Ist der Euro als Einheitswährung ernsthaft in Gefahr? In Brüssel denkt man jedenfalls bereits über die Einführung einer EU-weiten Schuldenbremse nach. Österreichs Finanzminister Josef Pröll (ÖVP) bezeichnet eine solche gesetzliche Bremse als einen alternativlosen Weg.

Josef Pröll im Gespräch mit Friedbert Meurer | 18.05.2010
    Friedbert Meurer: Eines hat die Krise des Euro jetzt schon bewirkt: die Finanzminister der Euro- und EU-Staaten bilden in diesen Tagen fast so etwas wie eine Wohngemeinschaft, so häufig sieht man sich in Brüssel. Gestern Abend war das wieder der Fall und beim letzten Mal, am Sonntag, 9. Mai, wurden Beschlüsse gefasst, die in ihren Dimensionen bislang ihresgleichen gesucht haben.

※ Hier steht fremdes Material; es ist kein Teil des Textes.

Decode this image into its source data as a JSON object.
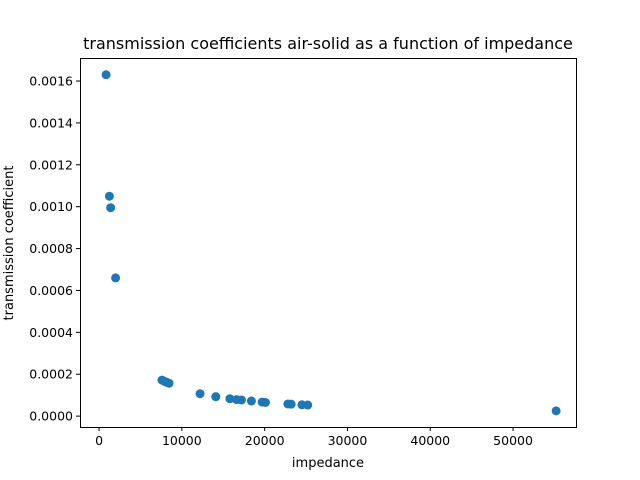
{
  "chart_data": {
    "type": "scatter",
    "title": "transmission coefficients air-solid as a function of impedance",
    "xlabel": "impedance",
    "ylabel": "transmission coefficient",
    "xlim": [
      -2300,
      57600
    ],
    "ylim": [
      -5.2e-05,
      0.00171
    ],
    "xticks": [
      0,
      10000,
      20000,
      30000,
      40000,
      50000
    ],
    "xtick_labels": [
      "0",
      "10000",
      "20000",
      "30000",
      "40000",
      "50000"
    ],
    "yticks": [
      0.0,
      0.0002,
      0.0004,
      0.0006,
      0.0008,
      0.001,
      0.0012,
      0.0014,
      0.0016
    ],
    "ytick_labels": [
      "0.0000",
      "0.0002",
      "0.0004",
      "0.0006",
      "0.0008",
      "0.0010",
      "0.0012",
      "0.0014",
      "0.0016"
    ],
    "grid": false,
    "marker_color": "#1f77b4",
    "series": [
      {
        "points": [
          {
            "x": 850,
            "y": 0.00163
          },
          {
            "x": 1250,
            "y": 0.00105
          },
          {
            "x": 1400,
            "y": 0.000995
          },
          {
            "x": 2000,
            "y": 0.00066
          },
          {
            "x": 7600,
            "y": 0.000172
          },
          {
            "x": 7900,
            "y": 0.000166
          },
          {
            "x": 8200,
            "y": 0.000161
          },
          {
            "x": 8450,
            "y": 0.000157
          },
          {
            "x": 12200,
            "y": 0.000107
          },
          {
            "x": 14100,
            "y": 9.3e-05
          },
          {
            "x": 15800,
            "y": 8.3e-05
          },
          {
            "x": 16600,
            "y": 7.9e-05
          },
          {
            "x": 17200,
            "y": 7.7e-05
          },
          {
            "x": 18400,
            "y": 7.2e-05
          },
          {
            "x": 19700,
            "y": 6.7e-05
          },
          {
            "x": 20100,
            "y": 6.5e-05
          },
          {
            "x": 22800,
            "y": 5.8e-05
          },
          {
            "x": 23200,
            "y": 5.7e-05
          },
          {
            "x": 24500,
            "y": 5.4e-05
          },
          {
            "x": 25200,
            "y": 5.3e-05
          },
          {
            "x": 55200,
            "y": 2.5e-05
          }
        ]
      }
    ]
  }
}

Ein Thema gestern Abend für die EU-Finanzminister war auch die Schuldenbremse. Ist sie ein Modell für Europa vielleicht?

    In Brüssel begrüße ich nun am Telefon den österreichischen Finanzminister und Vizekanzler Josef Pröll. Er ist auch Vorsitzender der konservativen ÖVP in Österreich. Guten Morgen, Herr Pröll.

    Josef Pröll: Guten Morgen!

    Meurer: Ist diese Schuldenbremse, von der wir gehört haben, eine typisch deutsche Idee, fixiert auf die Stabilität?

    Pröll: Bei weitem nicht! Dieses Thema wird immer interessanter auch in Brüssel vorangetrieben. Die Kommission, auch wir in Österreich beschließen noch diese Woche eine Budgetperspektive über vier Jahre, die eine derartige Ausgaben- und damit Schuldenbremse gesetzlich vorsieht. Das heißt, es werden immer mehr, und das ist die richtige Antwort auf diese größte Krise, nämlich auf diese größte Schuldenkrise, die wir in Europa seit dem Zweiten Weltkrieg haben.

    Meurer: Inwiefern könnte eine Schuldenbremse über den Effekt des Stabilitätspakts hinausgehen?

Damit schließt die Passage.